Jimmy turned to look at his face, and was startled to see the pope looking back. “Look,” he said, and grabbed Jimmy’s arm, pulling him back to a bench facing the balcony rail, sitting him down thigh to thigh as the edge hit them both behind the knee. “Look,” he said again, pointing upward to the stars above the square. “Each and every one of those tiny dots is greater than a world, and made entirely of fire. The distance between them is so vast that we could never hope to travel a fraction of it. But when we look up, all we see is white spots on a black canvas. Flat. And we tell our fortunes by them.” He scoffed, sending a stream of smoke through his nose. “That’s the danger of a two-dimensional image.”
He flicked his cigarette butt over the balcony, and the red, dying sparks it gave off seemed to momentarily join the white stars overhead.
“They’re trying to flatten me,” the pope said. “Every single one.”
“They can’t,” Jimmy said compulsively, and the pope scoffed.
“There’s so many of them,” he said. “Every single person in that square. Every member of the clergy. Every middle aged housewife with a John Paul the second commemorative plate. They want to turn me into a thing. And in the end, they will.”

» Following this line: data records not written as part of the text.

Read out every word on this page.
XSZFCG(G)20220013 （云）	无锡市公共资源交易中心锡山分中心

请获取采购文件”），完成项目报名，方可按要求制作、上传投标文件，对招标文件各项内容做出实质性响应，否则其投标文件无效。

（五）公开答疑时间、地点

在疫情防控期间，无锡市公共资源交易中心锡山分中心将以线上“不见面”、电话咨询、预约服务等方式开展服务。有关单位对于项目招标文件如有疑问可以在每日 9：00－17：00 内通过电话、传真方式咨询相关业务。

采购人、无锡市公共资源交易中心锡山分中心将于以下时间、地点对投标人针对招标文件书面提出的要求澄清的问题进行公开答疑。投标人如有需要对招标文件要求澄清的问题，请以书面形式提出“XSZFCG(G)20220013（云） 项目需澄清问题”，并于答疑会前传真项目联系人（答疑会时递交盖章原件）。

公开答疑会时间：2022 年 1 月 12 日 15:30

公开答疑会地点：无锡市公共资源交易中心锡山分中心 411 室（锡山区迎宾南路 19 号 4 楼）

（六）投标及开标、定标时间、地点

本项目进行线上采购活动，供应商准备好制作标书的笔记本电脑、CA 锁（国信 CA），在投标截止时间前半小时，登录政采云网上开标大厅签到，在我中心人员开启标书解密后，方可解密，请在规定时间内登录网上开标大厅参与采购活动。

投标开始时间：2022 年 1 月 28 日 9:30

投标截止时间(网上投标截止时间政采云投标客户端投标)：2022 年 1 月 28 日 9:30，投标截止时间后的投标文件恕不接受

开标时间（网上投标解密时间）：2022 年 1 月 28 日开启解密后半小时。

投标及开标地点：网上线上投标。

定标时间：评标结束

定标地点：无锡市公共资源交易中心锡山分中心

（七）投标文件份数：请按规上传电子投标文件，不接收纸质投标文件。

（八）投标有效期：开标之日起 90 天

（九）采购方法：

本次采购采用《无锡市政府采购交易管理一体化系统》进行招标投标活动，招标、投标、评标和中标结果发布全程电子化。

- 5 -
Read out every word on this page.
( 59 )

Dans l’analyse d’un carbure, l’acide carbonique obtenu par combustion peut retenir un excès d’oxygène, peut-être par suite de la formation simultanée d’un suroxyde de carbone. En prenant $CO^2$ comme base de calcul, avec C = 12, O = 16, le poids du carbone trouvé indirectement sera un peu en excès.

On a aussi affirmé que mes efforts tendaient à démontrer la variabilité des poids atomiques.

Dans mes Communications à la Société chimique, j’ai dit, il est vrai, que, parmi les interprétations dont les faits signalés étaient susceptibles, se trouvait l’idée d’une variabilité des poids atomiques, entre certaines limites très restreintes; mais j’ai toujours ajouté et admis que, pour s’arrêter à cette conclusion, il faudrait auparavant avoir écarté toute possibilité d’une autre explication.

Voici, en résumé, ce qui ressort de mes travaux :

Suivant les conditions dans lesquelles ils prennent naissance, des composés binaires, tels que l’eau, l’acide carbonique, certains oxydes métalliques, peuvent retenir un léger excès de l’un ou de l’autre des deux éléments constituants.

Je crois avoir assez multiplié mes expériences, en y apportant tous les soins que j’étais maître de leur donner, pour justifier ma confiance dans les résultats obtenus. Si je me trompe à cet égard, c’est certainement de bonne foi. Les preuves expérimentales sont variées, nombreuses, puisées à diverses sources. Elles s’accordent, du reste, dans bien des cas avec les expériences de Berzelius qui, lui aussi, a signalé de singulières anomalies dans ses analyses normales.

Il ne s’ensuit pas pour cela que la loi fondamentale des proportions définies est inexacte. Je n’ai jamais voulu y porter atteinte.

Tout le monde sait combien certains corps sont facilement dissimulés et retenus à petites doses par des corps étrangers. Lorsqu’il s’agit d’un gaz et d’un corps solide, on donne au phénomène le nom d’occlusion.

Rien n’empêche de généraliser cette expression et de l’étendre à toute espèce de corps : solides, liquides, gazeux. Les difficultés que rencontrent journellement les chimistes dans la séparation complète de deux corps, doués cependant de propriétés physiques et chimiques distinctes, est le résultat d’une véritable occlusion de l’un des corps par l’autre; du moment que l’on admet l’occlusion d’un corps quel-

“No,” Jimmy said. “You’re going to burn.” And because he couldn’t think of anything better to do to get the message across, he snaked his hand up the thigh of the pope’s track suit trousers, to find him already hard.
The pope’s breathing didn’t quicken as Jimmy worked, but seemed to get more deliberately slow and calm. He even lit another cigarette, and closed his eyes only after he’d taken the first few drags. So it was Jimmy breathing hard, feeling the first beads of sweat on his forehead, trying not to think that this was the pope, the goddamn pope, and only that he was breathing an inch away from the man’s neck.
He had to be careful, he’d figured that out weeks ago. The man was wearing all white after all, so when the moment came, Jimmy made sure to position his palm just so to avoid any staining of the pope’s pristine athleisure. He tried to hold his breath, but it came out in ragged exhalations in spite of himself. He felt desperate to press himself against the
Christ almighty, pope?
man next to him, to feel his tongue along the back of his own teeth, the back of his hand doing - what, he didn’t care, something.
When the pope moved, Jimmy surged against him, but met stolid resistance. The pope took a last drag from his cigarette, and flicked it, as with the first one, over the balcony, letting the sparks from the cherry wink out in the black. Then he stood, adjusted his track suit bottoms, and pulled something from the pocket. He threw it at Jimmy.
“Clean yourself up,” he said. “Valente will see you out when you’re finished.”
It was only after the pope had vanished down the spiral stairs that Jimmy realized he’d been given a linen handkerchief with the papal insignia embroidered on it in delicate, tiny stitches. As he used it to scrub come off his palm, all he could think of was how much his mother would have loved it.